Stocks, bank FDs, debt or gold: Where to invest in Samvat 2075?As Samvat 2074 comes to a close, it’s time to take stock of your portfolio. It may also be a time to consider a portfolio rejig. Here is the Part I of the article where we talk of how your portfolio allocation should be in Samvat 2075. In Part II, we will address the top equity mutual funds you could look at investing in the new year.

While your risk appetite and profile would decide how your portfolio would look like in Samvat 2075, it is important that a diversified portfolio of various assets will substantially improve the risk-reward for investors in the new Samvat.

It also depends on how you want to look at this. This Samvat, i.e. 2075, is going to be markedly different due to the political risks that exist. There is general elections next year.

Equities – The Diwali sale of stocks has begun sometime back, and the market offers a wide range of choice for the investors. Several stocks are trading at 52-week lows and some are at even 4, 5-year low. Do remember that the next 12 months will be quite challenging marked by uncertain political events and evolving macroeconomic scenario.

The harsh truth as we begin Samvat 2075 is that the market is unlikely to see any significant re-rating from the current levels and valuation multiples. Such market conditions provide great opportunity to accumulate high-quality stocks at reasonable valuations. So, instead of going for the index as a whole or a lot of stocks, stick to good quality and large firms.

In the face of volatility, there will always be a flight to quality. This is the consensus trade that happens. So, be conscious of the value presented in the stocks. We assign 30% weight to stocks in Samvat 2075. Don’t stray outside the top 100 stocks even if there is a need to do so. You can also play equities through large-cap mutual funds. In that case, you can hike the equity exposure to a maximum of 40% this Samvat. Why 10% more leeway? This is because MF equity portfolios will already have selected a curated set of top stocks.

Debt MFs/bank FDs – Fixed income asset class is an integral part of an investor portfolio. This Samvat fixed income may show you the true nature of fixed income. Current credit event at IL&FS and liquidity concerns at NBFC / HFCs have brought debt funds in the spotlight. So, the advice will be to stick to liquid funds with highest credit quality only.

Fixed income is all about safety, liquidity and return. Today, the current high yields available on good quality credits offers an attractive risk-reward trade off, but one year i.e. till the next Samvat is a short time. So, stick to 1-year debt MFs. Bank FDs are an automatic choice for most. Liquid funds have also shown some volatility in the past few months. If you want zero volatility and guaranteed returns, stick to bank FDs only.

We assign a weight of 40% to liquid MFs and bank FDs for this Samvat. Such high exposure to debt will provide a great cushion in case equity markets continue to play truant. Discerning investors can also increase allocation if they feel so.

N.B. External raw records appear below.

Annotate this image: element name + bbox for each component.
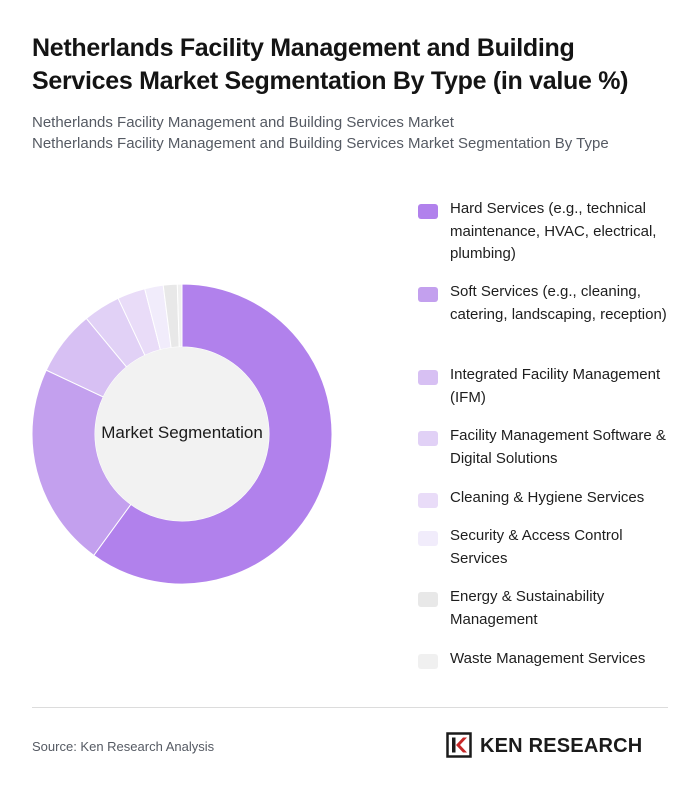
legend-label: Security & Access Control Services <box>450 527 623 567</box>
ken-research-logo-text: KEN RESEARCH <box>480 735 643 757</box>
legend-swatch <box>418 204 438 219</box>
legend-label: Waste Management Services <box>450 650 646 667</box>
footer-divider <box>32 707 668 708</box>
ken-research-logo-icon <box>446 732 472 758</box>
chart-subtitle: Netherlands Facility Management and Buil… <box>32 112 672 154</box>
legend-swatch <box>418 654 438 669</box>
ken-research-logo: KEN RESEARCH <box>446 731 670 761</box>
legend-swatch <box>418 370 438 385</box>
legend-label: Facility Management Software & Digital S… <box>450 427 666 467</box>
donut-hole <box>95 347 269 521</box>
donut-chart <box>31 283 333 585</box>
legend-swatch <box>418 592 438 607</box>
legend-label: Hard Services (e.g., technical maintenan… <box>450 200 657 262</box>
legend-label: Integrated Facility Management (IFM) <box>450 366 661 406</box>
chart-title: Netherlands Facility Management and Buil… <box>32 34 629 95</box>
source-note: Source: Ken Research Analysis <box>32 739 215 754</box>
legend-label: Cleaning & Hygiene Services <box>450 489 645 506</box>
subtitle-line-1: Netherlands Facility Management and Buil… <box>32 114 454 131</box>
legend-label: Energy & Sustainability Management <box>450 588 605 628</box>
donut-center-label: Market Segmentation <box>101 423 263 442</box>
legend-swatch <box>418 493 438 508</box>
legend-swatch <box>418 431 438 446</box>
legend-label: Soft Services (e.g., cleaning, catering,… <box>450 283 667 323</box>
legend-swatch <box>418 531 438 546</box>
subtitle-line-2: Netherlands Facility Management and Buil… <box>32 135 609 152</box>
legend-swatch <box>418 287 438 302</box>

Gold & Cash – Depending on your gold affinity, allow the precious metal asset to act as a hedge in the current financial situation.

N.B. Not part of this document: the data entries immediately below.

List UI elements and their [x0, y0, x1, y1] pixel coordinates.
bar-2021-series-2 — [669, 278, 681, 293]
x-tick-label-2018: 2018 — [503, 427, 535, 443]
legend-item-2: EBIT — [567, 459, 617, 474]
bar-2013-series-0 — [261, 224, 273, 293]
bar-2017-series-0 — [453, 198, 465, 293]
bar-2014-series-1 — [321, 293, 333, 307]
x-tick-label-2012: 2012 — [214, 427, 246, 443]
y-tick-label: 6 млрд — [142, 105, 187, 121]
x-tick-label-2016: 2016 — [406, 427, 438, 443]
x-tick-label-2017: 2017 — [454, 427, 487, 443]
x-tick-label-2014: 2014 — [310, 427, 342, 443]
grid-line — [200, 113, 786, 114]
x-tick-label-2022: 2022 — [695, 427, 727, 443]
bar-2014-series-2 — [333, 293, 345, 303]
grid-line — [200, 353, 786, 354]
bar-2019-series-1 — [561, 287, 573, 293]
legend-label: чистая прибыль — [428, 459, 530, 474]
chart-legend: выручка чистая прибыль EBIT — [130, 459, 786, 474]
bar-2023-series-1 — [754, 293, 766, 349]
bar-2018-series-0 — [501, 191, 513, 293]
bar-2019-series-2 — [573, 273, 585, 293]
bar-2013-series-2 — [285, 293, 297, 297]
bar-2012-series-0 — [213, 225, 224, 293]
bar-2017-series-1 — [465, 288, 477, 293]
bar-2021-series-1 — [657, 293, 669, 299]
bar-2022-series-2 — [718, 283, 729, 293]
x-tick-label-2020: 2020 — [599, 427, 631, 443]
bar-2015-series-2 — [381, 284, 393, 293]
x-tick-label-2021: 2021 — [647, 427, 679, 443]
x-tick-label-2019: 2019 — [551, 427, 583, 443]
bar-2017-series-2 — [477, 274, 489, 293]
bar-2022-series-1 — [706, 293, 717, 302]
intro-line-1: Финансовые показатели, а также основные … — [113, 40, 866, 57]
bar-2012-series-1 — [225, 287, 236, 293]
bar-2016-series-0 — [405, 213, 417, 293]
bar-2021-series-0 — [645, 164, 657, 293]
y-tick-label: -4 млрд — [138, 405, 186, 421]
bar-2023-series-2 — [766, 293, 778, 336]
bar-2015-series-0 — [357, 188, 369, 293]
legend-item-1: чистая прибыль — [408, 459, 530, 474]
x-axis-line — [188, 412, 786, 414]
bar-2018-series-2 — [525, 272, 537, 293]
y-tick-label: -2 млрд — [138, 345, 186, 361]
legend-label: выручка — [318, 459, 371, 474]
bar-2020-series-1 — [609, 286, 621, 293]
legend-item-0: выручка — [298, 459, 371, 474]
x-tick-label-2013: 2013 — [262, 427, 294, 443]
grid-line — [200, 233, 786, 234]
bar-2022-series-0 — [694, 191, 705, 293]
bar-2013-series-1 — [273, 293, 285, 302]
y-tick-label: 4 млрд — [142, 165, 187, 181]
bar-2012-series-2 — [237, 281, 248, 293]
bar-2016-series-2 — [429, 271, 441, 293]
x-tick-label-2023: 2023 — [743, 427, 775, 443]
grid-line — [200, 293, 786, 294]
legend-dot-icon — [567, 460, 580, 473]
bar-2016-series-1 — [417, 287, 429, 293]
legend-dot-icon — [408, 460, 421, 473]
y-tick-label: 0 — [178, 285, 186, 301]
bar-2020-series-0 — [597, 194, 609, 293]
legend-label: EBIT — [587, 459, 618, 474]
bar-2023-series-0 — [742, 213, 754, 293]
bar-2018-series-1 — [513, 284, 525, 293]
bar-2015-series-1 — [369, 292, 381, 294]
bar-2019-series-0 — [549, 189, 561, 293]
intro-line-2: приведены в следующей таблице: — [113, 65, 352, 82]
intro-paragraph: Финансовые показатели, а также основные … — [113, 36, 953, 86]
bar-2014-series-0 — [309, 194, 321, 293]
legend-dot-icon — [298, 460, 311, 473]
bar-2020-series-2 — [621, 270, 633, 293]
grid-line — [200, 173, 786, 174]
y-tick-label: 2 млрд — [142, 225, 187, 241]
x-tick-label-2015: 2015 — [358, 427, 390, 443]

Globally as well as domestically, the world continues to remain in a state of great disequilibrium. There are global economic risks and also geopolitical worries. Given the macroeconomic picture, gold will be a useful portfolio diversification tool in Samvat 2075. It will also help you to reduce overall portfolio risk.

But how much should you assign to gold? We have assigned 30-40% to equity and 40% to debt/bank FDs. This leaves us with 10-20%. So, allocate 10% of funds to gold in Samvat 2075. In case both equity and debt markets are in doldrums, the 10% allocation to gold will help steady the ship in a great way.

Cash is also an important allocation in this Samvat. It is a tactical asset that should be used to increase exposure when there is a big correction in equities. A 10% cash exposure or keeping 10% of your investible surplus in cash this year. Gold has to be invested. Cash will remain idle. Do not deploy 10% cash at one go when correction happens. Use it in tranches.

The general sense is that the current stock market scenario will be of diminishing returns. Hence, we prefer large-caps in stocks, top quality liquid MFs/bank FDs and a combination of gold & cash this year. By keeping money in liquid funds, you can withdraw them very quickly and use the funds for deployment in case equities really become cheap.

Do remember that cash has to be invested in a staggered manner. Investors would have to make tough choices going forward, but at RupeeIQ we believe having a blueprint at the start of the year is very important.